La pelle ha parlato. Dalle sue pieghe ogni parola è stata
udita. Dapprima una voce forte di donna matura, poi
piú flebile, quasi un sussurro di bimba. Nel buio le carezze
si disperdono, restano muti gesti rubati alle stelle,
l’ombra delle dita sugli occhi feriti dal vento. Attorno è
musica, una pioggia sottile di petali. Le api a sciami dalla
bocca, verso l’oro del giorno.
*
Il volto avvolto dalle fiamme s’abbruna come carta
nel camino che il fuoco prende del suo moto verticale
rosso sangue per le pietre. Arde puro d’una estrema bellezza
senza versare lacrime e come illeso, per un istante,
nell’enigma della vista, poi il calore lo morde agli occhi
nella calda notte e trema al crepitio della cenere l’osso
dell’immagine.
*
Vederti è bruciare di quel fuoco che incendia l’aria
tutt’attorno alla luce dei tuoi occhi, cristalli rubati ai
diamanti africani. Le mani vorrebbero toccare, ma la
luce si ritrae impalpabile. Sfiorano l’aria che imbeve di
te ogni soffio. Che parola sospesa è la luce. Nel volto sono
febbre che ghiaccia verso un sud cui mi chiami.
*
Sei in ogni angolo, in ogni viso, in ogni stanza. A volte
sei la macchia d’umido sui muri, il velo di polvere sul
vetro, altre il tonfo muto del sasso dentro il pozzo. Vibra
al centro, attorno sento muovere, nella radura. Restano
orme pesanti a terra, sull’erba bagnata, suoni di
guerra, detriti, scorie di miti.
*
Il cielo sfiora i capelli sulla cresta di un monte. Le nubi
scivolano basse su macchie di faggi. Sulla fronte liscia
la rugiada disegna tre righe convergenti in un punto.

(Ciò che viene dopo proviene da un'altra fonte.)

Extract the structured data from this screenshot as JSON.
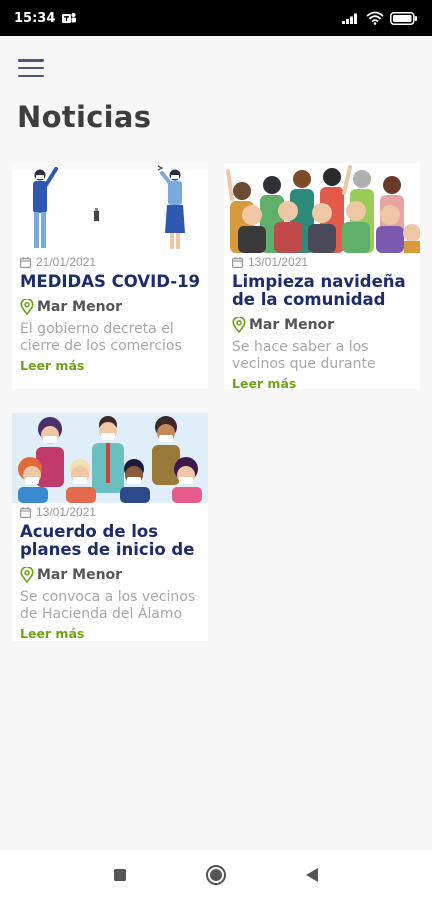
{
  "status_bar": {
    "time": "15:34",
    "icons": [
      "teams-icon",
      "signal-icon",
      "wifi-icon",
      "battery-icon"
    ]
  },
  "header": {
    "menu_icon": "hamburger-menu-icon",
    "title": "Noticias"
  },
  "news": [
    {
      "date": "21/01/2021",
      "title_lines": [
        "MEDIDAS COVID-19"
      ],
      "location": "Mar Menor",
      "excerpt_lines": [
        "El gobierno decreta el",
        "cierre de los comercios"
      ],
      "more_label": "Leer más"
    },
    {
      "date": "13/01/2021",
      "title_lines": [
        "Limpieza navideña",
        "de la comunidad"
      ],
      "location": "Mar Menor",
      "excerpt_lines": [
        "Se hace saber a los",
        "vecinos que durante"
      ],
      "more_label": "Leer más"
    },
    {
      "date": "13/01/2021",
      "title_lines": [
        "Acuerdo de los",
        "planes de inicio de"
      ],
      "location": "Mar Menor",
      "excerpt_lines": [
        "Se convoca a los vecinos",
        "de Hacienda del Álamo"
      ],
      "more_label": "Leer más"
    }
  ],
  "nav_bar": {
    "buttons": [
      "recent-apps-icon",
      "home-icon",
      "back-icon"
    ]
  },
  "colors": {
    "title": "#1d2c6b",
    "accent_green": "#6fa515",
    "menu": "#4a5680"
  }
}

Lí sono a suggere l’umido dagli occhi in avida attesa.
Piú giú le guance rosse, l’incanto degli zigomi, la “L”
tesa della mascella.
*
La pelle, i pori, le cellule febbrili, seta preziosa d’oriente.
Un mondo pulsa sotto il derma, vasi sanguigni,
tessuti, nervi, ghiandole segrete abitano il buio ctonio
del corpo, nuda stele nel deserto di carne. Cos’è che
muove le sopracciglia verso l’alto, che gnomi ti hanno
dormito sulle palpebre? Se il viso s’inarca in una ruga
sottile stretta come una gola tra le rocce.
*
Guardo il cielo, le nubi correre veloci, radere le cime.
Bianche sui rami ritti, piú scure all’orizzonte, ma d’un
blu cobalto da cui filtrano raggi malati di sole. Cosí le
mie parole su te che ora sei d’erba e chiami ogni libellula
a raccolta. Viva morte del verde, cuore sferzato dal
vento. L’albero che non sono ti dorme accanto.
*
Il taglio orizzontale degli occhi solcati dalla seta. Dal
centro s’irradia una luce iridata che inventa il mondo a
ogni battito di ciglia. L’azzurro che sei guardando l’obiettivo
di una macchinetta della stazione e come un velo
di pianto a bagnare la carta: « Je te vois » (scritto a
mano sul retro, sul vetro illeggibile, ora nell’aria).
*
La foto tagliata. Due occhi vivi senza volto che tremano
tra le mani. Sentirne il peso sui palmi, stringerne
il tanto che hanno visto del mondo, di me, che non sono
stato che per quegli occhi.
Fabio Scotto
da La nudità del vestito (Nuova Editrice Magenta, Varese 2018)
Fabio Scotto è nato a La Spezia nel 1959 e vive a Varese. Ha pubblicato le raccolte Il grido viola (Edizioni del Leone 1988), Il bosco di Velate (Edizioni del Leone 1991), La dolce ferita (Caramanica 1999), Genetliaco (Passigli 2000), L’intoccabile (Passigli 2004), Bocca segreta (Passigli 2008), La Grecia è morta e altre poesie (Passigli 2013), In amore (Passigli 2016) e le prose di A riva (Nuova Editrice Magenta 2009), oltre a numerosi libri d’artista. Suoi testi e volumi sono tradotti in varie lingue. Ha tradotto Hugo, Vigny, Villiers de l’Isle-Adam, Apollinaire, Bernard Noël, Yves Bonnefoy, di cui ha tra l’altro curato per Mondadori il Meridiano L’opera poetica (2010); sua è l’edizione dell’antologia Nuovi poeti francesi (Einaudi 2011). Critico letterario e saggista, è autore di vari studi sulla letteratura francese tra Settecento e Novecento. Insegna Letteratura francese all’Università degli Studi di Bergamo.